Rome: Catholic and Orthodox theologians discuss papal primacy

Source: FSSPX News

 

An international meeting on the theme of the primacy of the Pope will take place behind closed doors in May at the Vatican. Even if infallibility cannot be called into question, the way in which the Pope exercises his power could draw its inspiration from the Orthodox patriarchs. This meeting has been organized by Cardinal Kasper, president of the Pontifical Council for the Unity of Christians. It is the first such meeting initiated by the Vatican which questions the doctrine of the primacy of the Pope, even if numerous discussions of this type have already taken place within ecumenical dialogue groups. And if the next symposium gathers only Orthodox experts, it is partly because the dialogue with this “sister Church” has made noticeable progress these past few months. Furthermore, the Vatican asserts that “the example of an eventual unity with the Orthodox would certainly favor a reconciliation with the other Christian churches”. In his encyclical Ut unum sint, published in May 1995, John Paul II himself asked that the experts “find a way of exercising the primacy” which, while preserving the “essential of his mission”, “would open up to a new situation”.
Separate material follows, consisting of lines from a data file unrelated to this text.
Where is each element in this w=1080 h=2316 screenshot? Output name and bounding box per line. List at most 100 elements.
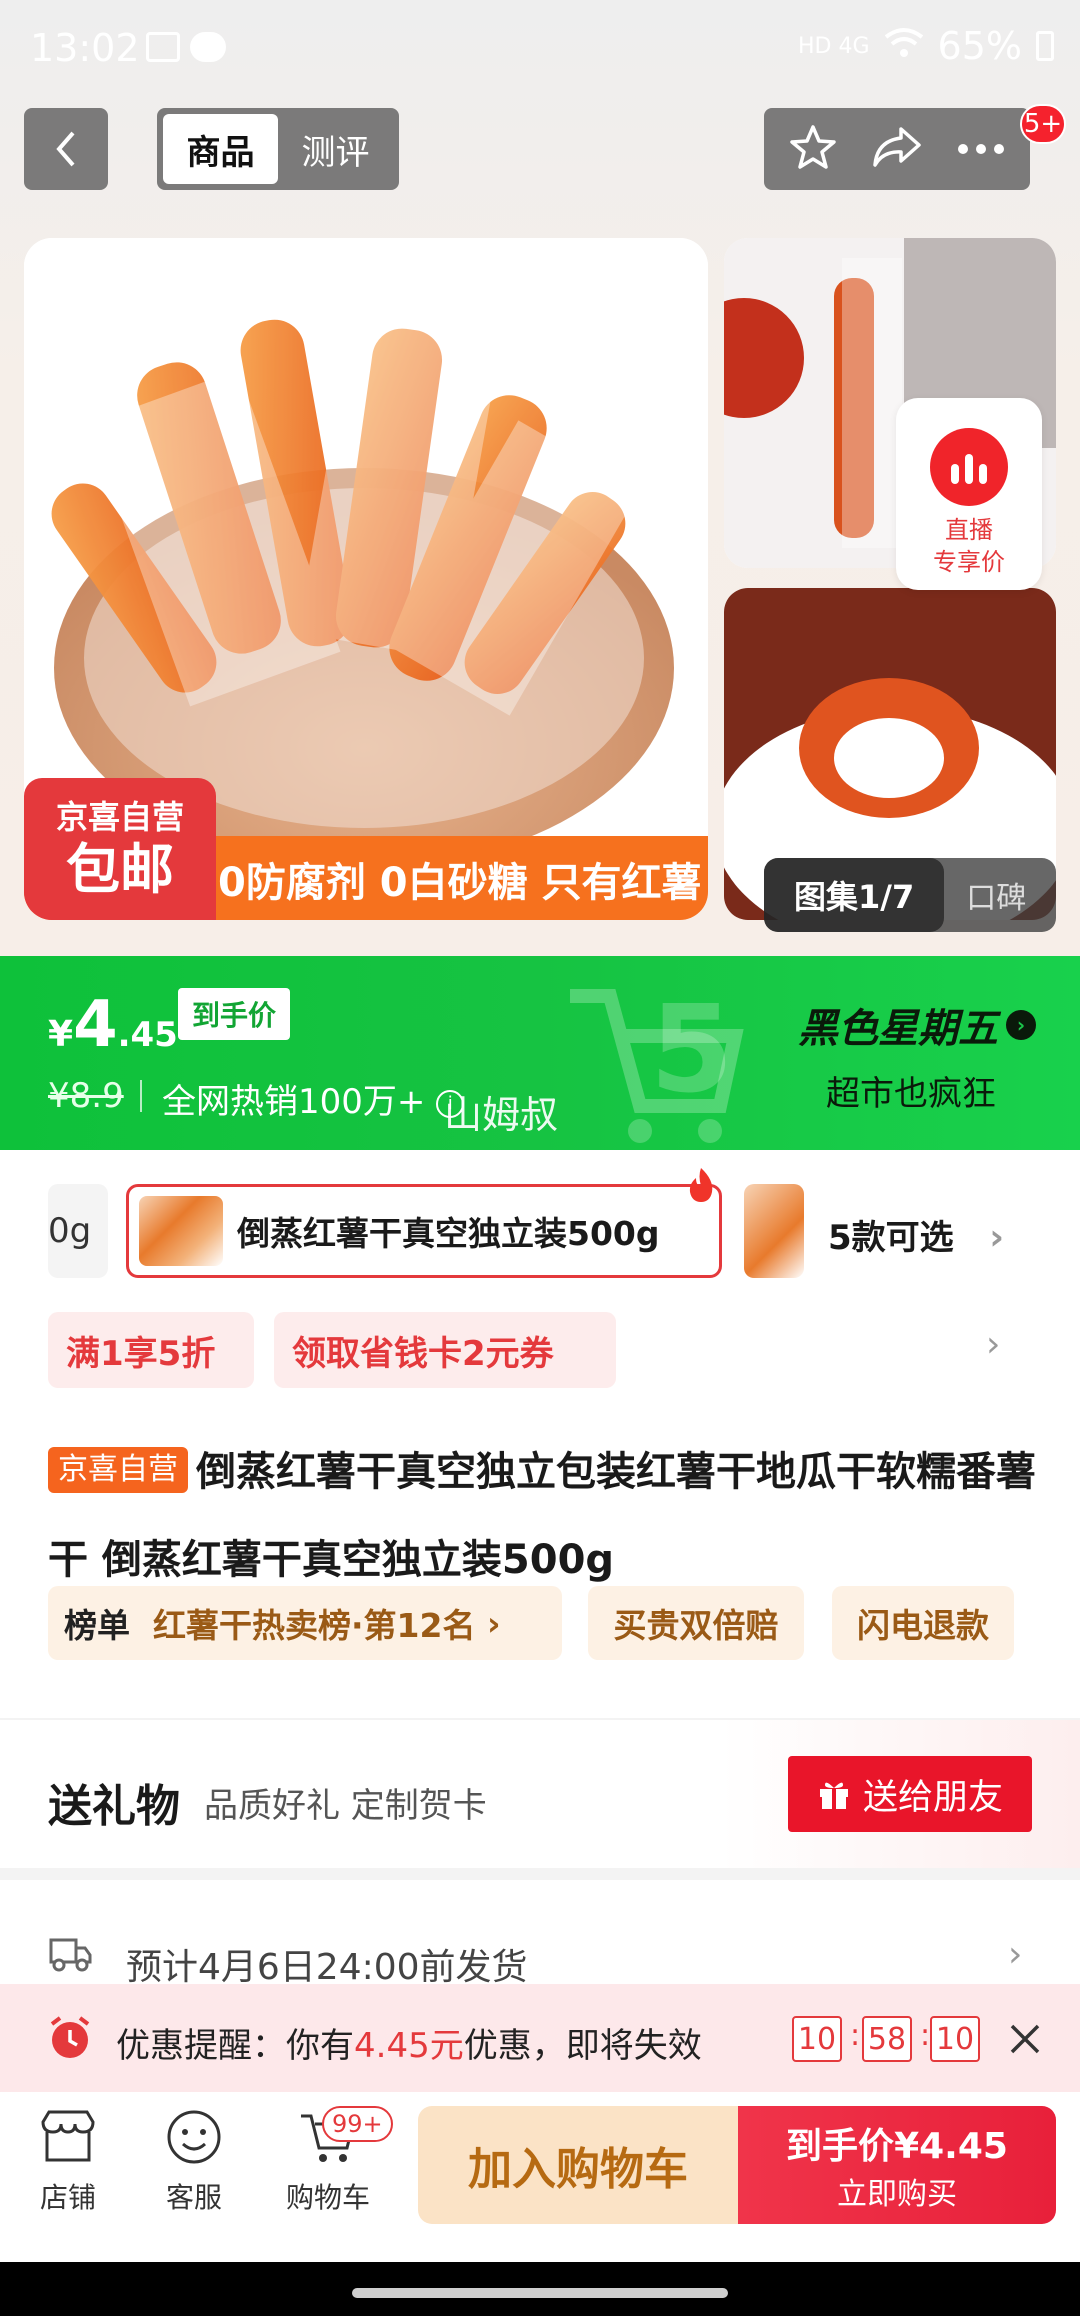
shipping-text: 预计4月6日24:00前发货: [126, 1947, 528, 1988]
message-badge: 5+: [1020, 104, 1066, 144]
chevron-right-icon: ›: [486, 1603, 501, 1643]
home-gesture-handle[interactable]: [352, 2288, 728, 2298]
cart-label: 购物车: [285, 2181, 370, 2214]
sku-option-previous[interactable]: 0g: [48, 1184, 108, 1278]
chevron-right-icon: ›: [1006, 1010, 1036, 1040]
close-icon[interactable]: [1008, 2022, 1042, 2056]
service-label: 客服: [165, 2181, 222, 2214]
product-title: 京喜自营 倒蒸红薯干真空独立包装红薯干地瓜干软糯番薯干 倒蒸红薯干真空独立装500…: [48, 1428, 1038, 1604]
countdown-minutes: 58: [862, 2016, 912, 2062]
chevron-left-icon: [56, 131, 75, 167]
gift-icon: [819, 1782, 848, 1809]
ranking-text: 红薯干热卖榜·第12名: [152, 1606, 476, 1645]
price-currency: ¥: [48, 1014, 74, 1055]
live-icon: [930, 428, 1008, 506]
customer-service-button[interactable]: 客服: [144, 2108, 244, 2216]
promo-chevron-icon[interactable]: ›: [986, 1324, 1000, 1365]
tab-review[interactable]: 测评: [278, 114, 393, 184]
reminder-text: 优惠提醒：你有4.45元优惠，即将失效: [116, 2018, 702, 2067]
sku-option-selected[interactable]: 倒蒸红薯干真空独立装500g: [126, 1184, 722, 1278]
gift-subtitle: 品质好礼 定制贺卡: [204, 1786, 487, 1826]
top-actions: [764, 108, 1030, 190]
sku-prev-text: 0g: [48, 1211, 92, 1251]
service-smiley-icon: [167, 2110, 221, 2164]
event-subtitle: 超市也疯狂: [826, 1074, 996, 1114]
brand-badge: 京喜自营 包邮: [24, 778, 216, 920]
buy-now-price-line: 到手价¥4.45: [786, 2117, 1008, 2169]
live-label-1: 直播: [945, 516, 993, 544]
send-gift-label: 送给朋友: [862, 1777, 1003, 1818]
fast-refund-chip[interactable]: 闪电退款: [832, 1586, 1014, 1660]
top-tabs: 商品 测评: [157, 108, 399, 190]
price-int: 4: [73, 988, 118, 1062]
countdown-seconds: 10: [930, 2016, 980, 2062]
sku-next-thumbnail: [744, 1184, 804, 1278]
gallery-switcher[interactable]: 图集1/7 口碑: [764, 858, 1056, 932]
watermark-text: 山姆叔: [444, 1093, 559, 1137]
status-time: 13:02: [30, 26, 140, 70]
ranking-label: 榜单: [64, 1606, 130, 1645]
reminder-suffix: 优惠，即将失效: [463, 2026, 702, 2066]
chevron-right-icon: ›: [989, 1217, 1005, 1258]
sales-value: 全网热销100万+: [162, 1082, 426, 1122]
shop-icon: [41, 2110, 95, 2162]
sku-thumbnail: [139, 1196, 223, 1266]
banner-slogan: 0防腐剂 0白砂糖 只有红薯: [218, 860, 702, 906]
countdown-colon: :: [920, 2018, 931, 2053]
sku-more-text: 5款可选: [828, 1218, 954, 1258]
reminder-amount: 4.45元: [354, 2026, 464, 2066]
promo-discount[interactable]: 满1享5折: [48, 1312, 254, 1388]
svg-text:5: 5: [650, 981, 734, 1120]
ranking-chip[interactable]: 榜单 红薯干热卖榜·第12名 ›: [48, 1586, 562, 1660]
live-entry[interactable]: 直播 专享价: [896, 398, 1042, 590]
product-title-text: 倒蒸红薯干真空独立包装红薯干地瓜干软糯番薯干 倒蒸红薯干真空独立装500g: [48, 1449, 1036, 1583]
buy-now-price: ¥4.45: [894, 2126, 1008, 2167]
shipping-chevron-icon: ›: [1008, 1934, 1023, 1975]
live-label-2: 专享价: [933, 548, 1005, 576]
battery-text: 65%: [937, 24, 1022, 68]
brand-line1: 京喜自营: [55, 798, 184, 836]
event-title[interactable]: 黑色星期五 ›: [798, 996, 1036, 1054]
wifi-icon: [884, 24, 924, 68]
buy-now-prefix: 到手价: [786, 2126, 895, 2167]
battery-icon: [1036, 31, 1054, 61]
gift-title: 送礼物: [48, 1781, 180, 1832]
price-dec: .45: [117, 1015, 178, 1055]
event-title-text: 黑色星期五: [798, 1006, 998, 1052]
gallery-counter[interactable]: 图集1/7: [764, 858, 945, 932]
final-price: ¥4.45: [48, 988, 178, 1062]
brand-line2: 包邮: [66, 838, 174, 901]
sku-option-next[interactable]: [744, 1184, 804, 1278]
network-indicator: HD 4G: [798, 33, 870, 59]
buy-now-button[interactable]: 到手价¥4.45 立即购买: [738, 2106, 1056, 2224]
self-operated-badge: 京喜自营: [48, 1447, 188, 1493]
more-dots-icon[interactable]: [957, 140, 1005, 159]
countdown-colon: :: [850, 2018, 861, 2053]
cart-count-badge: 99+: [322, 2106, 393, 2142]
sku-selected-label: 倒蒸红薯干真空独立装500g: [237, 1214, 660, 1253]
countdown-hours: 10: [792, 2016, 842, 2062]
reviews-tab[interactable]: 口碑: [944, 873, 1026, 917]
shop-label: 店铺: [39, 2181, 96, 2214]
final-price-tag: 到手价: [178, 988, 291, 1040]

This kind of encounters is not harmless and represents a danger to the Catholic faith: let us not forget that six Protestant theologians took part in the making of the Novus Ordo: we can see the result. We certainly have not reached that stage yet, but these Orthodox theologians are not in Rome to twiddle their thumbs: the current “dialogue” mentality of today’s Church, and the “mutual enrichment”, which is so much sought after, will result in necessarily ambiguous formulae or half truths, such as can be found in the Balamand Declaration with the Orthodox, or again, in the agreement with the Protestants on justification. Besides, these “steps forward” provide a key to interpret the acts which, at least in some respects, seem to return to a more traditional theology – such as the encyclical on the Eucharist – and they lessen their significance. Unless they be the outward manifestations of the important differences within the Roman dicasteries and of the freedom given to those who do nothing but demolish among whom is the present president of the Pontifical Council for the Unity of Christians.